Nous verrons plus loin, surtout à propos des pigeons, que les marques colorées sont fortement héréditaires, et nous aident puissamment à retrouver les formes primitives de nos races domestiques. Aussi, si une espèce canine sauvage nous eût offert d’une façon bien distincte les taches de feu sus-orbitaires, nous eussions été autorisés à la considérer comme la forme primitive et l’ancêtre de presque toutes nos races domestiques. J’ai examiné bien des dessins coloriés, fouillé toute la collection des peaux du British Museum, sans trouver aucune espèce ainsi marquée.
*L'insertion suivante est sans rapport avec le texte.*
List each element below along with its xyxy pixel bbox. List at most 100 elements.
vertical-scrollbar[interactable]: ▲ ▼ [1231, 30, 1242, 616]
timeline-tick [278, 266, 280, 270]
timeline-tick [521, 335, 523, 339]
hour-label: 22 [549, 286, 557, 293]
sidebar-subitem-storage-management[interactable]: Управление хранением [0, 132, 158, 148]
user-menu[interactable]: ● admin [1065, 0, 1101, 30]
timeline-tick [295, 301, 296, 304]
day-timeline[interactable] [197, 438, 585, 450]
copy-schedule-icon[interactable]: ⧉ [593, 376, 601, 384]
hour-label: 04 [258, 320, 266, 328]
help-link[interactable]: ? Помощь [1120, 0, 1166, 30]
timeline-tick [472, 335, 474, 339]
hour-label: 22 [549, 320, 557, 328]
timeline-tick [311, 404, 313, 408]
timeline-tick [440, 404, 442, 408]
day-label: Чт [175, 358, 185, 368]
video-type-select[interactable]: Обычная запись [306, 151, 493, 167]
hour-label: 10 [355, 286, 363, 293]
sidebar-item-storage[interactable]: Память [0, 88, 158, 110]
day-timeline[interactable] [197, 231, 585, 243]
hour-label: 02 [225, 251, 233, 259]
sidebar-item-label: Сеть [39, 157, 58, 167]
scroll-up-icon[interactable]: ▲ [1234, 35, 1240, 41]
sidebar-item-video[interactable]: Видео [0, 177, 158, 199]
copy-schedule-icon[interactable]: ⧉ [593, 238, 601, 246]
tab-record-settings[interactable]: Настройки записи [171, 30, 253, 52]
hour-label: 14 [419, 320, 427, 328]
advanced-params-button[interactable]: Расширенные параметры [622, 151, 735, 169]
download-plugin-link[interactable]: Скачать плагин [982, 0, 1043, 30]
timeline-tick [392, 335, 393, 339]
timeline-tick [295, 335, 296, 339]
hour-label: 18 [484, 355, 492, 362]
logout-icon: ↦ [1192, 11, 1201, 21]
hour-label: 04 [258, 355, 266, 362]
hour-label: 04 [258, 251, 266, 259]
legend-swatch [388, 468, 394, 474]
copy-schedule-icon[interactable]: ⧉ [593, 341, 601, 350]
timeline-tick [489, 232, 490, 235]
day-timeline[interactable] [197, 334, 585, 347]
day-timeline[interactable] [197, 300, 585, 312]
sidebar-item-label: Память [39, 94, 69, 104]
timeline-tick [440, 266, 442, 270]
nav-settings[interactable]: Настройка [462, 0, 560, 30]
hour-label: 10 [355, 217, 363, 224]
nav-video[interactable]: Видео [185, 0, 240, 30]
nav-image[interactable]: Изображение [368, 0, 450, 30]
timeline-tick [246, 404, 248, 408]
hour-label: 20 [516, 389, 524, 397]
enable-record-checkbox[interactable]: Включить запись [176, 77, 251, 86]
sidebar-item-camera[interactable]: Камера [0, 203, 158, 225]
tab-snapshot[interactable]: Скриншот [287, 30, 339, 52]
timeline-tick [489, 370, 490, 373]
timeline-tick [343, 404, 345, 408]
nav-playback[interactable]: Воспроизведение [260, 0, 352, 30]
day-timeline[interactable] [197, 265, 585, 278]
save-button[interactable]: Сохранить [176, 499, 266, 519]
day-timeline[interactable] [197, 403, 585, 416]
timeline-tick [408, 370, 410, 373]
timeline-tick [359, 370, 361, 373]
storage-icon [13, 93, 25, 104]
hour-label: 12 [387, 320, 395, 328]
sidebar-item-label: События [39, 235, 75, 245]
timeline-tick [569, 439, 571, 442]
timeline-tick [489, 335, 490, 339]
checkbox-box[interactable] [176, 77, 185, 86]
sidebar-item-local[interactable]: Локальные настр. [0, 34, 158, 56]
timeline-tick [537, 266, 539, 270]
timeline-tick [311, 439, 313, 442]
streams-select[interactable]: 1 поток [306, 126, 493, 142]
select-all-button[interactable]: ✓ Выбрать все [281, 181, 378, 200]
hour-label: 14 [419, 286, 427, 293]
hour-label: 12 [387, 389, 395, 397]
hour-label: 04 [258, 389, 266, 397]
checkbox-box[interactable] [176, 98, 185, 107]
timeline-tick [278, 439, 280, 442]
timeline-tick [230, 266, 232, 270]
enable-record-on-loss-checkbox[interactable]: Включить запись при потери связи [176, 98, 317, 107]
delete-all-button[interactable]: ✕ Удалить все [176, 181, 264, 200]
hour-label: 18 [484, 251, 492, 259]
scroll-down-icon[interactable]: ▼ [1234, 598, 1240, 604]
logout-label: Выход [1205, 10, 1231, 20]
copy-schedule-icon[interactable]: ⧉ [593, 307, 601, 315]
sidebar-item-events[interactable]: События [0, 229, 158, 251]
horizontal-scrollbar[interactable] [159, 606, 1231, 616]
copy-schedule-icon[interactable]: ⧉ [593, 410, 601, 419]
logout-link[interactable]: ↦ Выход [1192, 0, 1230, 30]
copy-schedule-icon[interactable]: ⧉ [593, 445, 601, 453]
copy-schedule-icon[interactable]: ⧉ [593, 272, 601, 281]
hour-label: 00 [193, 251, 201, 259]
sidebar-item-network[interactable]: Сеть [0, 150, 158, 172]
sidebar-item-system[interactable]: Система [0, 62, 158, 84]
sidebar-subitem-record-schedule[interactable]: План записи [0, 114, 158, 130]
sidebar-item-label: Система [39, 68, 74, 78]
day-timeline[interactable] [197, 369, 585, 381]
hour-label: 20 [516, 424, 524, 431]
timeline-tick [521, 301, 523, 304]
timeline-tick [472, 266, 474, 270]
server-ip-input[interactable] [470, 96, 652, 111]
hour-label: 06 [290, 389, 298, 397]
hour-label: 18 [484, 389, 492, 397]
Il est infiniment probable que cette couleur a dû exister sur quelque espèce éteinte. D’autre part, en examinant les diverses espèces, il semble y avoir une corrélation assez nette entre les pattes couleur feu et la face, mais moins fréquemment entre les pattes noires et la face noire, et cette règle générale de coloration explique, jusqu’à un certain point, les cas ci-dessus de corrélation entre les taches sus-orbitaires et les pattes. Quelques chacals et renards offrent la trace d’un anneau blanc autour des yeux, ainsi le C. mesomelas, le C. aureus, et d’après les dessins du col. Ham. Smith, aussi le C. alopex et le C. thaleb. D’autres espèces montrent la trace d’une ligne noire au-dessus du coin de l’œil, ainsi les C. variegatus, cinereo-variegatus, fulvus, et le Dingo sauvage. Je serais donc disposé à conclure que la tendance qu’ont les taches de feu d’apparaître au-dessus de l’œil, dans les différentes races de chiens, est analogue à la règle établie par Desmarest, que toutes les fois que le blanc paraît dans un chien, le bout de la queue est toujours blanc, et rappelle la tache terminale de même couleur qui caractérise la plupart des canidés sauvages[2].

  1. Nat. Library. — Dogs, vol, X, p. 4, 19.
  2. Cité par P. Gervais, Hist. nat. Mamm., t. II, p. 66. (Cette règle souffre des exceptions. Je possède actuellement une chienne noire à poitrail et pattes tachetées de blanc, dont le bout de la queue est complètement noir. C. V.)